Avremo quindi una torsione della forma di governo in senso presidenziale, rispetto al parlamentarismo un po’ esasperato dell’esperienza italiana. Qualcosa di più vicino alla riforma istituzionale, voluta da Giorgia Meloni, che il Parlamento sta ancora discutendo. Purtroppo male: vista la contrapposizione tutta ideologica tra destra e sinistra, che rischia di produrre un piccolo mostriciattolo. Partendo da Bruxelles si dovrebbero pertanto introdurre quei correttivi che saranno indispensabili ai fini della governance economica-finanziaria degli anni a venire.

Una seconda conseguenza riguarderà il modo di funzionare del sistema politico. Che dovrà strutturarsi lungo un asse di lungo periodo, in grado di dare continuità all’azione di governo, anche oltre l’orizzonte temporale delle singole legislature.

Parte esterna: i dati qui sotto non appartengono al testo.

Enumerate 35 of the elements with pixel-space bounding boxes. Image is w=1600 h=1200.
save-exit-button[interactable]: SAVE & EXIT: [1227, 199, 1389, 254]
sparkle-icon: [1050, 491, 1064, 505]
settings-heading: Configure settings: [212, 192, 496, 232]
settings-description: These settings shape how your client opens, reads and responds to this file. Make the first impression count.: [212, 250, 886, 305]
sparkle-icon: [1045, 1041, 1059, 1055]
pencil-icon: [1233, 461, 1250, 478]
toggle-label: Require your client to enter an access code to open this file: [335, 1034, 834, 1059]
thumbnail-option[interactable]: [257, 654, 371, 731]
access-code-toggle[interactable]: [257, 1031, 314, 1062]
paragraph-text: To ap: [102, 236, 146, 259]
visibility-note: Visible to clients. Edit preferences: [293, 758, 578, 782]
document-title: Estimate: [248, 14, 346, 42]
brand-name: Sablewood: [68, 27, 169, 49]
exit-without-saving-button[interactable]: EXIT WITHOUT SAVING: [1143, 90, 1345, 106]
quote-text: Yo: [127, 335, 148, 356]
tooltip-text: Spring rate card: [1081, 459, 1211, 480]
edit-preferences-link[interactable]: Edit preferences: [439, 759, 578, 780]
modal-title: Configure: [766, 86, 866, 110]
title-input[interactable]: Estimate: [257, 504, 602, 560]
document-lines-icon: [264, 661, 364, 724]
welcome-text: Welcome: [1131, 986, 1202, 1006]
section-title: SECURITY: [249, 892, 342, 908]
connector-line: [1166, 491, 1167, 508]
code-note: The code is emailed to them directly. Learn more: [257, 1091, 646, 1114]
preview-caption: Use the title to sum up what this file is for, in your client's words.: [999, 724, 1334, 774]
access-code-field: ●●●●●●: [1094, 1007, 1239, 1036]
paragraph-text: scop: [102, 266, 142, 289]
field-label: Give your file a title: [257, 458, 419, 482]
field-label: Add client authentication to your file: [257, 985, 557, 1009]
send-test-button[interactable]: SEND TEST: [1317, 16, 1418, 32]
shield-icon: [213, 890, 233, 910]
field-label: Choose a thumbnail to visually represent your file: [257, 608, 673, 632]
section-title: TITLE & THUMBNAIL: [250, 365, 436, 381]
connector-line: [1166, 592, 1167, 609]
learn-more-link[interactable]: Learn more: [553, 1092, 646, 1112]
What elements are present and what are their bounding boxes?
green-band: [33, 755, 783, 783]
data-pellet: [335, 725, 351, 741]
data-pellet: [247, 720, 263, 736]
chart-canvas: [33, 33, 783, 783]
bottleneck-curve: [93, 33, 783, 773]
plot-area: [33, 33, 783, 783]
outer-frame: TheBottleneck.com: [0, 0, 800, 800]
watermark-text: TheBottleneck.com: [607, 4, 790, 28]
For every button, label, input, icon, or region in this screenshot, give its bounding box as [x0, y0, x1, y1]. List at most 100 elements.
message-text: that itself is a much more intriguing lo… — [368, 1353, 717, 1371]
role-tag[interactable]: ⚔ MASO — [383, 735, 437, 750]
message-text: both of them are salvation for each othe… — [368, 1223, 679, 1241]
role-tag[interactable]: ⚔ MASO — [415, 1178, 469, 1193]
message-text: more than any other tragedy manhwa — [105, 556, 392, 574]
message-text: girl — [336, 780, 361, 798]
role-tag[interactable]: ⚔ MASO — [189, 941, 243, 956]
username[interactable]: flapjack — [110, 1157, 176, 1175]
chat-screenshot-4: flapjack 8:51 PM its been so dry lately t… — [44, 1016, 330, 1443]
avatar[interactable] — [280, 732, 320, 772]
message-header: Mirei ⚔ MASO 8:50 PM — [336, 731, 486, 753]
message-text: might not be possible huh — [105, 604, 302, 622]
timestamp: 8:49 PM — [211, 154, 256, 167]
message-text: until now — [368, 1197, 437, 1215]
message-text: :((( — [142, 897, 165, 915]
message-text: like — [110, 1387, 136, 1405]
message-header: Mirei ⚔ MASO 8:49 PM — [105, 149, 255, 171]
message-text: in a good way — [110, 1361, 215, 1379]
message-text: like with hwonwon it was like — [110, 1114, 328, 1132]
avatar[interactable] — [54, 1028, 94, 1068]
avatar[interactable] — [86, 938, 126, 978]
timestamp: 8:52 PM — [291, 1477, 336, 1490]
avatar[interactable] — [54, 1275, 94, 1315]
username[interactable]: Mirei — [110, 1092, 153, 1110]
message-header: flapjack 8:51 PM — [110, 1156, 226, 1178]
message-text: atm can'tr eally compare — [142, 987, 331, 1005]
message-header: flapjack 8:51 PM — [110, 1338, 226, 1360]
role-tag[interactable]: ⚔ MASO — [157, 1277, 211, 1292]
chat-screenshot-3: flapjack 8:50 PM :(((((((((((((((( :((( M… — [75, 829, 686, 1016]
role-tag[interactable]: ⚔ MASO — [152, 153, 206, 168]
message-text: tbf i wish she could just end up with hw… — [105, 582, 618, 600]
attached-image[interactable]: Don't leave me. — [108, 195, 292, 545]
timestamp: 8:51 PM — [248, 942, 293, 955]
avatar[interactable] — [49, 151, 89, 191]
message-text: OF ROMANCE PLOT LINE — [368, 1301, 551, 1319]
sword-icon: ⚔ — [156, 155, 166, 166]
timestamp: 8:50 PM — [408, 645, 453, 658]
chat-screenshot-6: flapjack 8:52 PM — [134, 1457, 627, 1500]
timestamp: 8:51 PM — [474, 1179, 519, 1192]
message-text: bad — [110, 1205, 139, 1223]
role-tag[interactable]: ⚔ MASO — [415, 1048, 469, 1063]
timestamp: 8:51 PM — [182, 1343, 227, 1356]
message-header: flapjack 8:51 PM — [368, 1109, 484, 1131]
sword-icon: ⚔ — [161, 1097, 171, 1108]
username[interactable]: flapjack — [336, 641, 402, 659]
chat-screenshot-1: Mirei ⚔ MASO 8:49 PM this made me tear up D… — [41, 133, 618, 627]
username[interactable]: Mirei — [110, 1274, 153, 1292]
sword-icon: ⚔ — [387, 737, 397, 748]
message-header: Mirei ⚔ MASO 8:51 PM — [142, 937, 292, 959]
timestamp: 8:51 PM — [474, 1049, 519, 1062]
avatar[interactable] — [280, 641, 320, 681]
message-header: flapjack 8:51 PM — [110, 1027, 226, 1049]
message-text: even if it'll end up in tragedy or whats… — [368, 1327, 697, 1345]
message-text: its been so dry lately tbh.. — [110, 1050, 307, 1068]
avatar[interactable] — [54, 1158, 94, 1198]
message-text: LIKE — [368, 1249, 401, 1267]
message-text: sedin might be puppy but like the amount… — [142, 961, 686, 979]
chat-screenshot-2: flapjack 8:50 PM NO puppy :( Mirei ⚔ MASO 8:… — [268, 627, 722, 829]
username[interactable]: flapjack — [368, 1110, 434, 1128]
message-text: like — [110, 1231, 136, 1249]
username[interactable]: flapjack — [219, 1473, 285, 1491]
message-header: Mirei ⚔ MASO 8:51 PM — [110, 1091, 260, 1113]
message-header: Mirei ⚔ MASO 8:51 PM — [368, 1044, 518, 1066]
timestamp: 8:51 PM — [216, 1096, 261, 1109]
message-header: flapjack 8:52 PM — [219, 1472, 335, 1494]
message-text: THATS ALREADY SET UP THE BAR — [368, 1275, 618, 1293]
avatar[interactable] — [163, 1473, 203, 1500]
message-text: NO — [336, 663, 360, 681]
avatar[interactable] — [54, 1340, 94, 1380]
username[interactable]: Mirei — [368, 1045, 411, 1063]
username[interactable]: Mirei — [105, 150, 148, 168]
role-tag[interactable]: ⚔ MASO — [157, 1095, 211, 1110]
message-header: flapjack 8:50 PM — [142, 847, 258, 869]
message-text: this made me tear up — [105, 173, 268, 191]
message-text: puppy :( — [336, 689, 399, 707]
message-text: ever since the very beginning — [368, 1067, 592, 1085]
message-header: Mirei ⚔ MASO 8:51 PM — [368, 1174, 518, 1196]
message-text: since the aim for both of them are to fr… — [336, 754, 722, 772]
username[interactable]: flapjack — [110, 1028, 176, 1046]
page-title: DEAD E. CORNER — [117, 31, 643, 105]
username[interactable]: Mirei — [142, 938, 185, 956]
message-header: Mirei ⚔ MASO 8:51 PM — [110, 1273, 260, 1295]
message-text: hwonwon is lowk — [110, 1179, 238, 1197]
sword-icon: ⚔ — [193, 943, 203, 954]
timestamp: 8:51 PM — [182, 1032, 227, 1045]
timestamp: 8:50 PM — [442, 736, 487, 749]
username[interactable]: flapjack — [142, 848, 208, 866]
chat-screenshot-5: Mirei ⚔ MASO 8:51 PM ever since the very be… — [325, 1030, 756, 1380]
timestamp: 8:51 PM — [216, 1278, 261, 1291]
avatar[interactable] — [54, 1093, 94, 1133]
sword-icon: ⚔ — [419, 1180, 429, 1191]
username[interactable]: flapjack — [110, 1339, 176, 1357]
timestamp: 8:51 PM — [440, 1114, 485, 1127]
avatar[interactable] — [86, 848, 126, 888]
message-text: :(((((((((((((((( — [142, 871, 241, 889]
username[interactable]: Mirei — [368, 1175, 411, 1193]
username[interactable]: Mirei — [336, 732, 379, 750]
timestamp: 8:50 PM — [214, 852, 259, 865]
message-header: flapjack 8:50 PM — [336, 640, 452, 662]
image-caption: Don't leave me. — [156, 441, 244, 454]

Le vecchie categorie di “destra” e “sinistra” rimarranno, ma si caratterizzeranno sempre più per un’azione al margine. Destinate ad incidere sulla parte non vincolata della spesa pubblica dalle decisioni del passato: rappresentate dagli oneri inderogabili e dai fattori legislativi. L’effetto ultimo sarà quindi una convergenza-concorrenza al centro. Con i vecchi miti identitari destinati ad essere progressivamente accantonati, a causa della carenza dei fondi necessari per poter dar loro concreta esistenza.

Il maggior condizionamento economico-finanziario avrà quindi l’effetto di semplificare molto la lotta politica, rendendo centrale il problema della crescita economica e del modo di incrementarla. Da quella spinta, infatti, deriveranno quelle risorse aggiuntive destinate a rendere più rapido il percorso di bonifica del debito, per restituire al sistema politico quei margini di libertà che, altrimenti, sono confiscati dalle esigenze del risanamento.

Questi, quindi, alcuni dei possibili effetti. Altri se ne potrebbero individuare, chiosando sulle singole norme che regoleranno la complessa procedura, che sta per abbattersi sulle disastrate condizioni della finanza pubblica italiana. La materia, come si vede, merita un’attenzione meno distratta di quella che finora è stata prevalente. Ovviamente c’è tempo per recuperare il tempo perduto. Ma bisogna farlo in fretta per evitare di creare precedenti destinati a trasformarsi in cattive prassi. Che sarà poi difficile correggere.